The Google Nest Audio and the Sonos Five have different strengths and depending on your usage, you may prefer one over the other. The Google speaker is better suited for voice assistants, as it has Google Assistant built-in. It also supports Bluetooth. While the Sonos doesn't support voice assistants at all, it's better for movies and music as it has a better-balanced sound profile with a thumpy low-bass. It can also be used in a stereo or mono mode, depending on how it's placed.

Klipsch The One II

The Sonos Five is a better speaker than the Klipsch The One II. The Sonos offers a bright sound profile out-of-the-box and can produce a deeper and more extended low-bass. It also has better directivity, and there are bass and treble adjustments in its Sonos S2 companion app to customize the speaker's sound to your liking. That said, the Klipsch can get louder than the Sonos with less compression present at max volume, so your audio sounds cleaner at louder volume levels. Also, while the Sonos only supports Wi-Fi, the Klipsch only supports Bluetooth.

Sony SRS-RA3000

Depending on your listening habits, you may prefer either the Sony SRS-RA3000 or the Sonos Five.
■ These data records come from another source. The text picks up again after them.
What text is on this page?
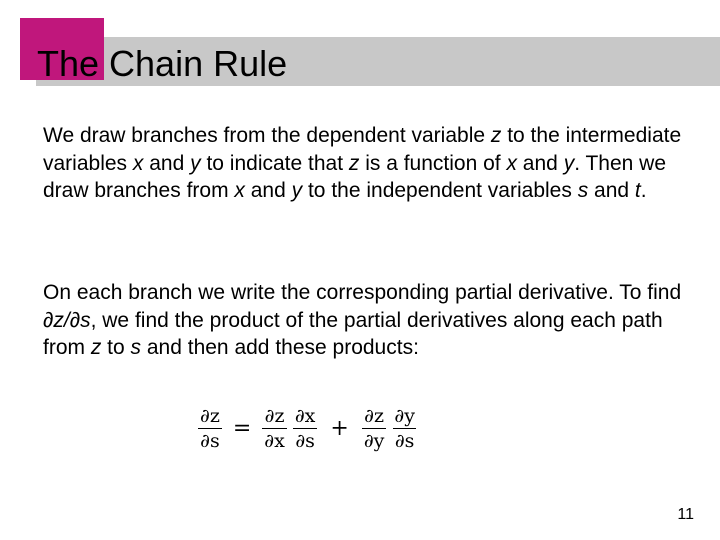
The Chain Rule

We draw branches from the dependent variable z to the intermediate variables x and y to indicate that z is a function of x and y. Then we draw branches from x and y to the independent variables s and t.

On each branch we write the corresponding partial derivative. To find ∂z/∂s, we find the product of the partial derivatives along each path from z to s and then add these products:

$\frac{\partial z}{\partial s} = \frac{\partial z}{\partial x} \frac{\partial x}{\partial s} + \frac{\partial z}{\partial y} \frac{\partial y}{\partial s}$
11
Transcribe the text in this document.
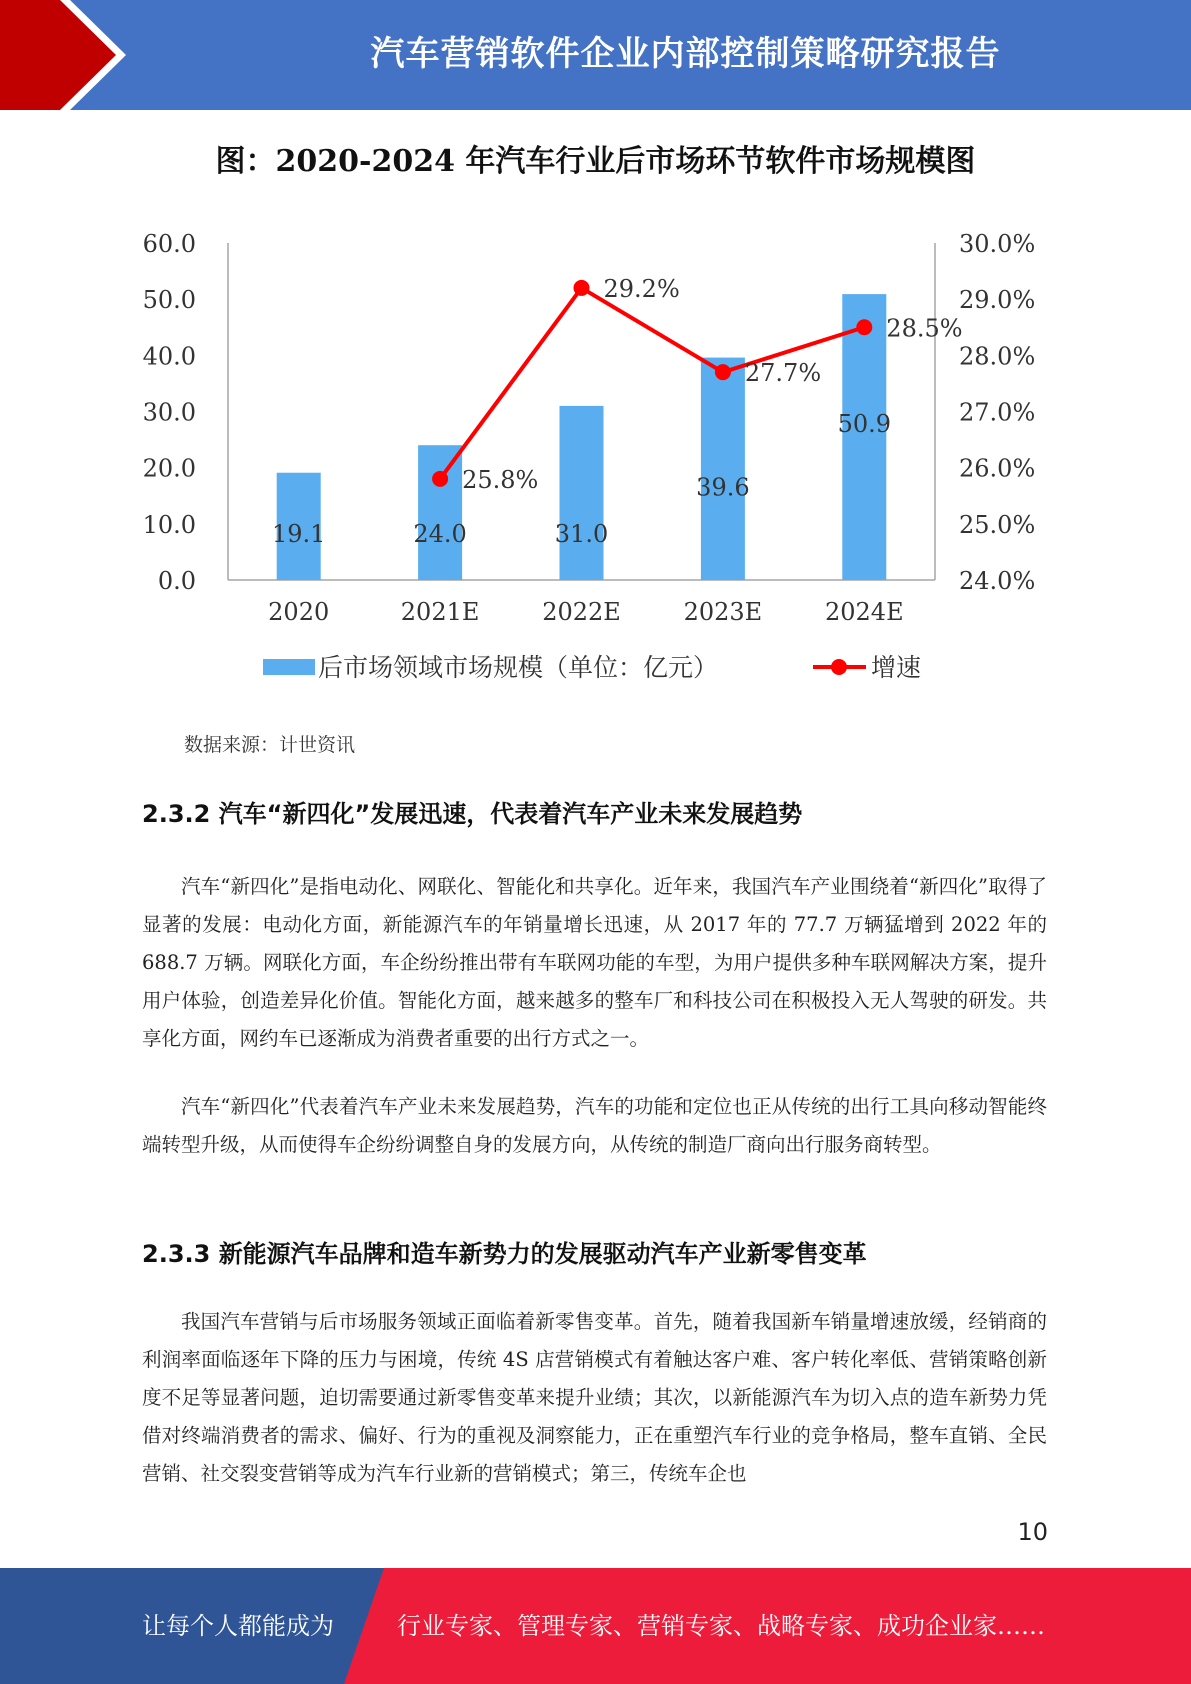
汽车营销软件企业内部控制策略研究报告
图：2020-2024 年汽车行业后市场环节软件市场规模图
0.0
10.0
20.0
30.0
40.0
50.0
60.0
24.0%
25.0%
26.0%
27.0%
28.0%
29.0%
30.0%
2020	2021E	2022E	2023E	2024E
19.1	24.0	31.0
39.6
50.9
25.8%
29.2%
27.7%
28.5%
后市场领域市场规模（单位：亿元）	增速
数据来源：计世资讯
2.3.2 汽车“新四化”发展迅速，代表着汽车产业未来发展趋势

汽车“新四化”是指电动化、网联化、智能化和共享化。近年来，我国汽车产业围绕着“新四化”取得了显著的发展：电动化方面，新能源汽车的年销量增长迅速，从 2017 年的 77.7 万辆猛增到 2022 年的 688.7 万辆。网联化方面，车企纷纷推出带有车联网功能的车型，为用户提供多种车联网解决方案，提升用户体验，创造差异化价值。智能化方面，越来越多的整车厂和科技公司在积极投入无人驾驶的研发。共享化方面，网约车已逐渐成为消费者重要的出行方式之一。

汽车“新四化”代表着汽车产业未来发展趋势，汽车的功能和定位也正从传统的出行工具向移动智能终端转型升级，从而使得车企纷纷调整自身的发展方向，从传统的制造厂商向出行服务商转型。

2.3.3 新能源汽车品牌和造车新势力的发展驱动汽车产业新零售变革

我国汽车营销与后市场服务领域正面临着新零售变革。首先，随着我国新车销量增速放缓，经销商的利润率面临逐年下降的压力与困境，传统 4S 店营销模式有着触达客户难、客户转化率低、营销策略创新度不足等显著问题，迫切需要通过新零售变革来提升业绩；其次，以新能源汽车为切入点的造车新势力凭借对终端消费者的需求、偏好、行为的重视及洞察能力，正在重塑汽车行业的竞争格局，整车直销、全民营销、社交裂变营销等成为汽车行业新的营销模式；第三，传统车企也

10
让每个人都能成为	行业专家、管理专家、营销专家、战略专家、成功企业家……
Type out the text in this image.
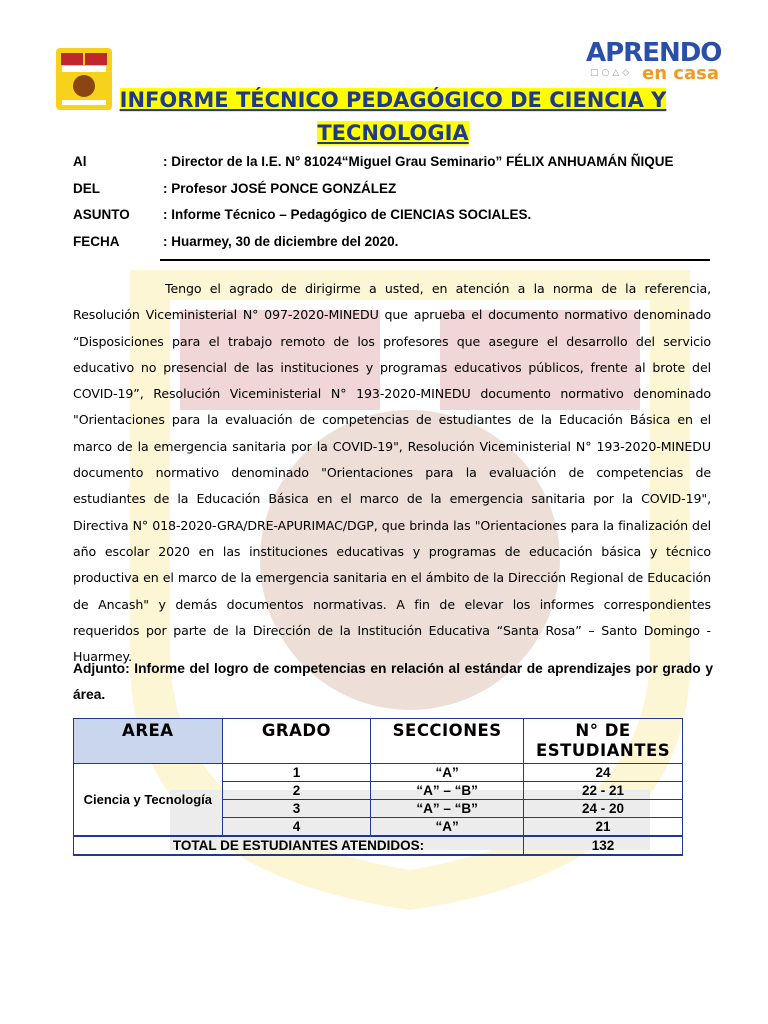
APRENDO
□○△◇ en casa
INFORME TÉCNICO PEDAGÓGICO DE CIENCIA Y TECNOLOGIA
Al	: Director de la I.E. N° 81024“Miguel Grau Seminario” FÉLIX ANHUAMÁN ÑIQUE
DEL	: Profesor JOSÉ PONCE GONZÁLEZ
ASUNTO : Informe Técnico – Pedagógico de CIENCIAS SOCIALES.
FECHA	: Huarmey, 30 de diciembre del 2020.
Tengo el agrado de dirigirme a usted, en atención a la norma de la referencia, Resolución Viceministerial N° 097-2020-MINEDU que aprueba el documento normativo denominado “Disposiciones para el trabajo remoto de los profesores que asegure el desarrollo del servicio educativo no presencial de las instituciones y programas educativos públicos, frente al brote del COVID-19”, Resolución Viceministerial N° 193-2020-MINEDU documento normativo denominado "Orientaciones para la evaluación de competencias de estudiantes de la Educación Básica en el marco de la emergencia sanitaria por la COVID-19", Resolución Viceministerial N° 193-2020-MINEDU documento normativo denominado "Orientaciones para la evaluación de competencias de estudiantes de la Educación Básica en el marco de la emergencia sanitaria por la COVID-19", Directiva N° 018-2020-GRA/DRE-APURIMAC/DGP, que brinda las "Orientaciones para la finalización del año escolar 2020 en las instituciones educativas y programas de educación básica y técnico productiva en el marco de la emergencia sanitaria en el ámbito de la Dirección Regional de Educación de Ancash" y demás documentos normativas. A fin de elevar los informes correspondientes requeridos por parte de la Dirección de la Institución Educativa “Santa Rosa” – Santo Domingo - Huarmey.
Adjunto: Informe del logro de competencias en relación al estándar de aprendizajes por grado y área.
AREA	GRADO	SECCIONES	N° DE ESTUDIANTES
Ciencia y Tecnología	1	“A”	24
	2	“A” – “B”	22 - 21
	3	“A” – “B”	24 - 20
	4	“A”	21
TOTAL DE ESTUDIANTES ATENDIDOS:			132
The Sonos can produce deeper bass and can get louder than the Sony. You can also connect it to other compatible Sonos speakers when you want your audio to fill a large room without increasing its volume. That said, the Sony has outstanding directivity, resulting in a wider-sounding soundstage. It has fewer compression artifacts at max volume, so your audio sounds cleaner during louder listening sessions. It also supports Bluetooth and features a graphic EQ and presets you can use to tweak its sound to your liking.